Childhood

Our son, Brady, was born in 1986. My daughter, Laura, in 1991.  Becoming a father changed me a lot. For one, I looked at things and people more emotionally and open than before. I did however remain full of artistic ambition. My street pictures from the past were generally about finding some poetic order in street scenes Even though I liked those images they did strike me as emotionally distant.  I was heavily influenced by the work of Cartier- Bresson, Diane Arbus and Robert Frank. In the contained world of our apartment I made pictures that required more attention, sensitivity, focus and time than any work prior in my life.

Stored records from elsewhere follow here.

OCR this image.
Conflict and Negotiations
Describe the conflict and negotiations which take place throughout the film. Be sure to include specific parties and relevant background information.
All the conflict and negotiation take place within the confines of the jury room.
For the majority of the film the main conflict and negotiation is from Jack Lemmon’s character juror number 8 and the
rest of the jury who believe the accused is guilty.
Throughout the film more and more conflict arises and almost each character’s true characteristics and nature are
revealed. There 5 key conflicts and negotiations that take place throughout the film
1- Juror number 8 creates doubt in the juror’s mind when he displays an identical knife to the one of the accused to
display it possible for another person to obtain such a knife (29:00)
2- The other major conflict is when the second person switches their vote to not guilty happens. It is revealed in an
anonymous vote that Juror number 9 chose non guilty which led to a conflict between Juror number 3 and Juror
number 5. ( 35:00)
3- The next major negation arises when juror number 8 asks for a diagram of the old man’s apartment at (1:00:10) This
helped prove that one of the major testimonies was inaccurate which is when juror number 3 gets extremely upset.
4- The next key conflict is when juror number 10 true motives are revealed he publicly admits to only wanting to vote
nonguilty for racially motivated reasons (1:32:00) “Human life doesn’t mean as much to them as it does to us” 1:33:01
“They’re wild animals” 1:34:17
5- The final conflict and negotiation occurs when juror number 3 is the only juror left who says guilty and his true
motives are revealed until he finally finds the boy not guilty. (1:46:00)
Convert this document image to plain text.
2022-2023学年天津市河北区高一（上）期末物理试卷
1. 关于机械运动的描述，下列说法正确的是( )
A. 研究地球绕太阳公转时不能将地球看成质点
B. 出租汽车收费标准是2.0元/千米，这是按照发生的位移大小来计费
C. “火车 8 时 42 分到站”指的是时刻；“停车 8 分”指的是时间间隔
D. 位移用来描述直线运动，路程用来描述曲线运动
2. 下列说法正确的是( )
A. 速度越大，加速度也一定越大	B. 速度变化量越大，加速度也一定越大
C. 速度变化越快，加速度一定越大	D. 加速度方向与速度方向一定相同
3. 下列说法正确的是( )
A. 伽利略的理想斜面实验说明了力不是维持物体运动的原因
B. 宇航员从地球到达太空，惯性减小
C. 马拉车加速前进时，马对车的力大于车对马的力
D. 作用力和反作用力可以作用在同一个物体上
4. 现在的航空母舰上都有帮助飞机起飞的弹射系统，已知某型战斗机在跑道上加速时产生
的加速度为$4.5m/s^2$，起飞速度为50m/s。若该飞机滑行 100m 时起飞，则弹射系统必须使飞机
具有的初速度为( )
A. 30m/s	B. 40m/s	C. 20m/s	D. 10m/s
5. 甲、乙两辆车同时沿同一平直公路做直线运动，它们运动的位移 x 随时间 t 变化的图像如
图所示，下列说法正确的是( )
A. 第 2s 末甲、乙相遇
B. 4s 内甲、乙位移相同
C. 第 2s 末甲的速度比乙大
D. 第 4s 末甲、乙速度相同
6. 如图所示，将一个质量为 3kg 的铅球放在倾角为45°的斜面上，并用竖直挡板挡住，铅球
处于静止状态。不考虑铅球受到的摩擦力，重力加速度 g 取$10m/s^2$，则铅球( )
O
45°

In a way I began to add heart to my eyes but I also  knew that I did not want to make nostalgic pictures, I wanted to picture something about an artist looking at childhood that had the fresh face of a new situation.  The pictures that came out of this period were mostly quiet looking and of subjects at rest with interesting light, closeness, and point of view. Often my exposures were minutes long. In taking my time so to speak I had the luxury of considering and meditating on a bunch of ideas and thoughts while working. It’s not quite Zen, but when I stared at a milk bottle during a five-minute exposure while Brady was taking a nap, my mind underwent interesting changes.  This period was such a gift to my art, it provided room to grow. Much of my later pictures have some of the DNA from this time. As I have said, becoming a father had a radical shift in in the balance of my emotional and artistic life. I would say that those two poles got closer. The strategy of photographing things as if seen by Brady liberated me from depending on the usual “grown up” angles of seeing. I put my camera on the floor often because that’s where I played with Brady. What touched my imagination radically was discovering how “normal” objects seen from the new perspectives of the ground changed my perception and vision of them from the floor for instance a sofa is not what one thinks of a sofa exactly-it’s stranger and monster-like! Imagine what a baby sees! A door becomes alive in countless ways. This approach is like a nonacademic method to ask the linguistic question, what is in a name. Typically, adults don’t spend time sitting on the ground, it’s not that useful or practical but artistically it’s really beneficial and wonderful, I recommend it!